Le ministre se satisfait également que "l’hydratation et la nutrition artificielles et, de manière plus générale, tous les actes ayant pour seul effet le maintien artificiel de la vie, sont des actes et traitements médicaux qui ne s’inscrivent pas dans le régime de l’obstination déraisonnable".
L’aide à mourir pas au goût du jour
Avant de clore les débats, Thomas Brezzo, enjoignant les propos de Franck Lobono, appelle à ce que les "meilleurs moyens soient consacrés aux soins palliatifs" au CHPG pour mettre efficacement en œuvre les dispositions du projet de loi. "Le premier des besoins figure dans l’ouverture de lits supplémentaires et la mise en place de tout l’environnement et l’accompagnement qui fait l’honneur de notre système de santé. J’invite le gouvernement à s’y engager."

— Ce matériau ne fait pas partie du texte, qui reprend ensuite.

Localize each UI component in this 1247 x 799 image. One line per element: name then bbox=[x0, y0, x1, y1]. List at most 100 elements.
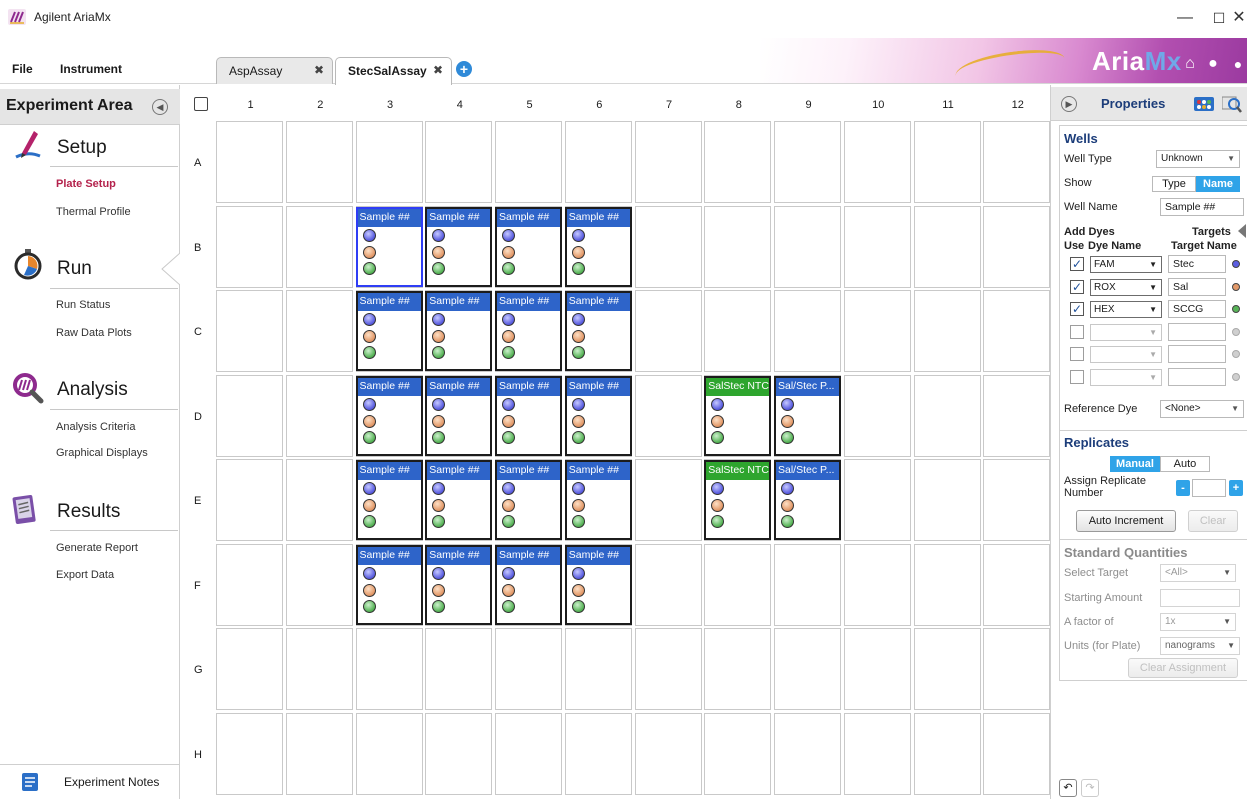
column-header[interactable]: 9 bbox=[774, 99, 843, 111]
dye-name-select[interactable]: FAM ▼ bbox=[1090, 256, 1162, 273]
empty-well[interactable] bbox=[913, 374, 981, 457]
menu-file[interactable]: File bbox=[12, 62, 33, 76]
column-header[interactable]: 12 bbox=[983, 99, 1052, 111]
empty-well[interactable] bbox=[913, 290, 981, 372]
empty-well[interactable] bbox=[285, 628, 353, 710]
empty-well[interactable] bbox=[983, 628, 1051, 710]
well-type-select[interactable]: Unknown ▼ bbox=[1156, 150, 1240, 168]
column-header[interactable]: 6 bbox=[565, 99, 634, 111]
target-name-input[interactable]: Stec bbox=[1168, 255, 1226, 273]
well-name-input[interactable]: Sample ## bbox=[1160, 198, 1244, 216]
dye-name-select[interactable]: ▼ bbox=[1090, 323, 1162, 341]
empty-well[interactable] bbox=[355, 121, 423, 203]
increment-button[interactable]: + bbox=[1229, 480, 1243, 496]
well-F3[interactable]: Sample ## bbox=[355, 544, 423, 625]
empty-well[interactable] bbox=[774, 543, 841, 626]
empty-well[interactable] bbox=[216, 374, 283, 457]
dye-name-select[interactable]: ▼ bbox=[1090, 368, 1162, 386]
empty-well[interactable] bbox=[983, 374, 1051, 457]
empty-well[interactable] bbox=[216, 290, 283, 372]
nav-graphical-displays[interactable]: Graphical Displays bbox=[56, 447, 148, 459]
empty-well[interactable] bbox=[704, 543, 772, 626]
empty-well[interactable] bbox=[913, 205, 981, 288]
empty-well[interactable] bbox=[843, 628, 911, 710]
empty-well[interactable] bbox=[216, 628, 283, 710]
well-F6[interactable]: Sample ## bbox=[564, 544, 632, 625]
empty-well[interactable] bbox=[216, 205, 283, 288]
replicates-auto-toggle[interactable]: Auto bbox=[1160, 456, 1210, 472]
well-C6[interactable]: Sample ## bbox=[564, 291, 632, 371]
row-header[interactable]: G bbox=[194, 664, 204, 676]
starting-amount-input[interactable] bbox=[1160, 589, 1240, 607]
well-C5[interactable]: Sample ## bbox=[495, 291, 562, 371]
empty-well[interactable] bbox=[843, 374, 911, 457]
row-header[interactable]: A bbox=[194, 157, 204, 169]
empty-well[interactable] bbox=[634, 205, 702, 288]
empty-well[interactable] bbox=[216, 459, 283, 541]
empty-well[interactable] bbox=[913, 121, 981, 203]
tab-stecsalassay[interactable]: StecSalAssay ✖ bbox=[335, 57, 452, 85]
add-tab-icon[interactable]: + bbox=[456, 61, 472, 77]
redo-button[interactable]: ↷ bbox=[1081, 779, 1099, 797]
column-header[interactable]: 3 bbox=[356, 99, 425, 111]
target-name-input[interactable] bbox=[1168, 345, 1226, 363]
empty-well[interactable] bbox=[913, 543, 981, 626]
units-select[interactable]: nanograms ▼ bbox=[1160, 637, 1240, 655]
replicates-manual-toggle[interactable]: Manual bbox=[1110, 456, 1160, 472]
dye-use-checkbox[interactable]: ✓ bbox=[1070, 279, 1084, 294]
empty-well[interactable] bbox=[843, 712, 911, 795]
empty-well[interactable] bbox=[495, 628, 562, 710]
dye-use-checkbox[interactable] bbox=[1070, 347, 1084, 361]
empty-well[interactable] bbox=[495, 712, 562, 795]
empty-well[interactable] bbox=[843, 543, 911, 626]
empty-well[interactable] bbox=[355, 712, 423, 795]
expand-panel-icon[interactable]: ▶ bbox=[1061, 96, 1077, 112]
empty-well[interactable] bbox=[216, 543, 283, 626]
row-header[interactable]: E bbox=[194, 495, 204, 507]
target-name-input[interactable]: SCCG bbox=[1168, 300, 1226, 318]
well-F5[interactable]: Sample ## bbox=[495, 544, 562, 625]
show-type-toggle[interactable]: Type bbox=[1152, 176, 1196, 192]
dye-use-checkbox[interactable]: ✓ bbox=[1070, 302, 1084, 316]
well-D5[interactable]: Sample ## bbox=[495, 375, 562, 456]
empty-well[interactable] bbox=[634, 543, 702, 626]
empty-well[interactable] bbox=[216, 712, 283, 795]
empty-well[interactable] bbox=[983, 205, 1051, 288]
empty-well[interactable] bbox=[425, 628, 493, 710]
empty-well[interactable] bbox=[634, 712, 702, 795]
tab-aspassay[interactable]: AspAssay ✖ bbox=[216, 57, 333, 84]
empty-well[interactable] bbox=[913, 712, 981, 795]
well-D9[interactable]: Sal/Stec P... bbox=[774, 375, 841, 456]
empty-well[interactable] bbox=[425, 121, 493, 203]
empty-well[interactable] bbox=[634, 121, 702, 203]
well-E4[interactable]: Sample ## bbox=[425, 460, 493, 540]
select-all-checkbox[interactable] bbox=[194, 97, 208, 111]
tab-close-icon[interactable]: ✖ bbox=[433, 63, 443, 77]
well-E3[interactable]: Sample ## bbox=[355, 460, 423, 540]
experiment-notes-bar[interactable]: Experiment Notes bbox=[0, 764, 180, 799]
well-E9[interactable]: Sal/Stec P... bbox=[774, 460, 841, 540]
empty-well[interactable] bbox=[704, 205, 772, 288]
empty-well[interactable] bbox=[285, 290, 353, 372]
empty-well[interactable] bbox=[564, 712, 632, 795]
well-E6[interactable]: Sample ## bbox=[564, 460, 632, 540]
column-header[interactable]: 10 bbox=[844, 99, 913, 111]
close-button[interactable]: ✕ bbox=[1227, 6, 1247, 30]
decrement-button[interactable]: - bbox=[1176, 480, 1190, 496]
dye-use-checkbox[interactable]: ✓ bbox=[1070, 257, 1084, 271]
replicate-number-input[interactable] bbox=[1192, 479, 1226, 497]
menu-instrument[interactable]: Instrument bbox=[60, 62, 122, 76]
empty-well[interactable] bbox=[913, 459, 981, 541]
empty-well[interactable] bbox=[634, 374, 702, 457]
well-B4[interactable]: Sample ## bbox=[425, 206, 493, 287]
collapse-panel-icon[interactable]: ◀ bbox=[152, 99, 168, 115]
empty-well[interactable] bbox=[983, 290, 1051, 372]
empty-well[interactable] bbox=[564, 121, 632, 203]
empty-well[interactable] bbox=[704, 290, 772, 372]
factor-select[interactable]: 1x ▼ bbox=[1160, 613, 1236, 631]
row-header[interactable]: H bbox=[194, 749, 204, 761]
empty-well[interactable] bbox=[774, 205, 841, 288]
empty-well[interactable] bbox=[774, 628, 841, 710]
nav-run-status[interactable]: Run Status bbox=[56, 299, 110, 311]
empty-well[interactable] bbox=[774, 121, 841, 203]
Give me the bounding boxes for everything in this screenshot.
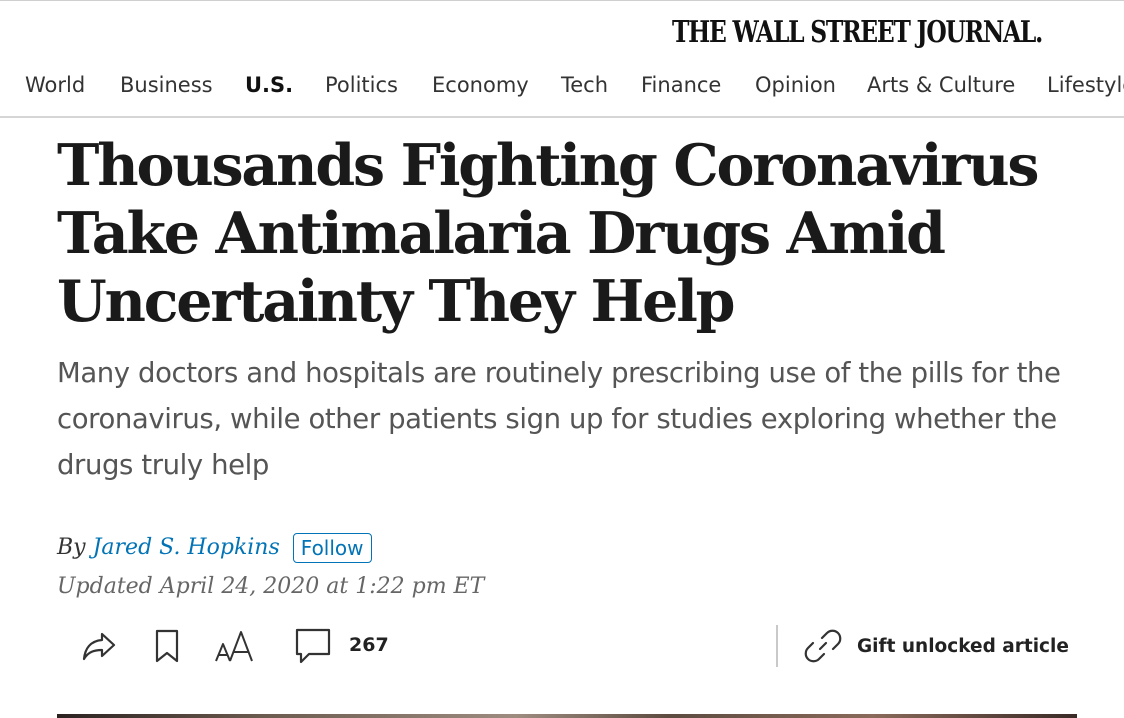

Le président du Conseil national réaffirme à cette occasion que – malgré les volontés de l’élu Christophe Brico qui appelait à "aller plus loin" pendant les débats, revendiquant le fait de pouvoir choisir "quand et surtout avec qui on termine son existence" – l’euthanasie n’est pas une "demande de la population ni des professionnels de santé".
"Lorsque le patient bénéficie d’une prise en charge en soins palliatifs de qualité, légiférer sur l’aide à mourir n’est pas une nécessité."
* étaient absents Karen Aliprendi, Jade Aureglia, Marie-Noëlle Gibelli et Balthazar Seydoux, pour le vote des deux projets de loi.